Questo, a dirla tutta, mi fa comprendere che, forse, si possono portare avanti i concetti del paradigma della fede in Gesù Cristo pur non ritenendosi dei veri e propri “credenti”, oppure rimanendo un passo indietro rispetto a tutti coloro che “credono” basandosi esclusivamente sul mistero di Gesù come vero significato dell’esistenza, senza averlo mai “visto” o “sentito”. Ma, quindi, “la speranza è l’ultima a morire o la prima a risorgere”? Secondo il paradigma della fede in Gesù Cristo è probabilmente entrambe le cose: l’ultima a morire e la prima a risorgere. D’altronde, la speranza è il cibo di cui si nutre ogni cristiano esistente su questa Terra. Secondo il paradigma dell’ateismo liberal e libertario la speranza, molto probabilmente, non è nemmeno considerata. Poi ci sono io, nel mio piccolo letto della mia piccola stanza, laico-ma-forse-no, che provo ad inventarmi un paradigma tutto mio, personalizzato, non classificabile, in cui la mia laicità si sposa appieno con alcuni concetti fondanti del paradigma cristiano-cattolico.

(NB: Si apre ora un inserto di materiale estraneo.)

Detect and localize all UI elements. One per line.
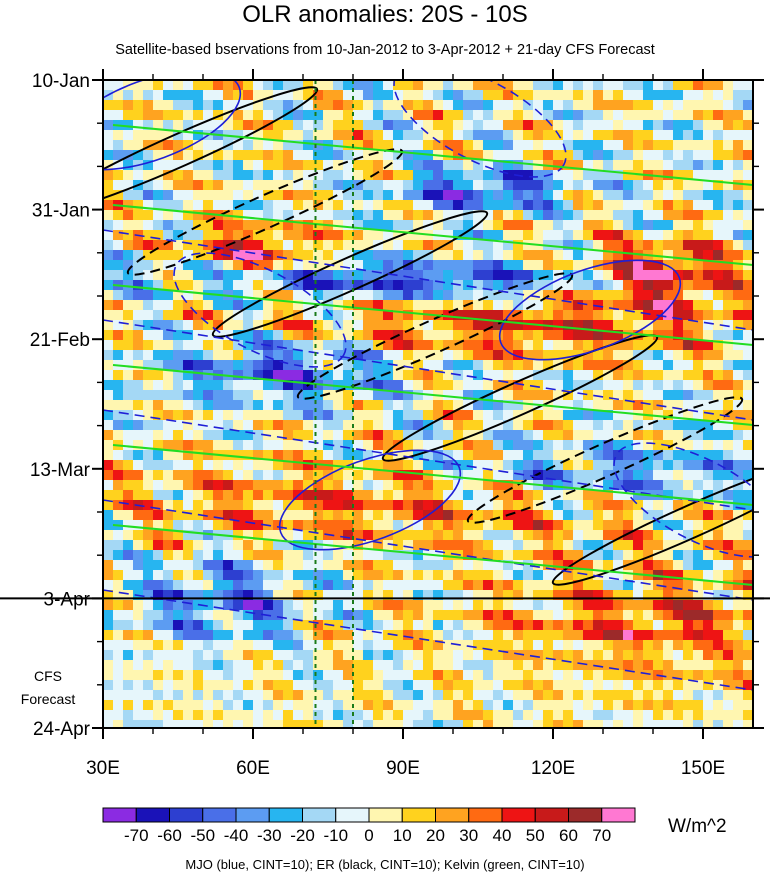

Tutto questo mi fa pensare che un laico può credere nella speranza senza dover per forza sposare comportamenti poco costruttivi (es: trasformandosi in speculatori o mercenari impegnati a soddisfare i propri bisogni), trovando la forza e la motivazione per alzarsi dal letto il mattino nel vedere fiorire la propria comunità, costruita e fondata su un patto di fede e fiducia tra persone che si vogliono bene, si rispettano e si sostengono vicendevolmente, accumunate da valori fondanti quali l’amore, il rispetto, l’accoglienza e l’istinto di protezione verso chi soffre ed è più debole.

Questa, in totale e piena umiltà, è la religione a cui voglio essere fedele.
Questo è il mio paradigma.
Qualunque nome abbia, qualsiasi cosa significhi.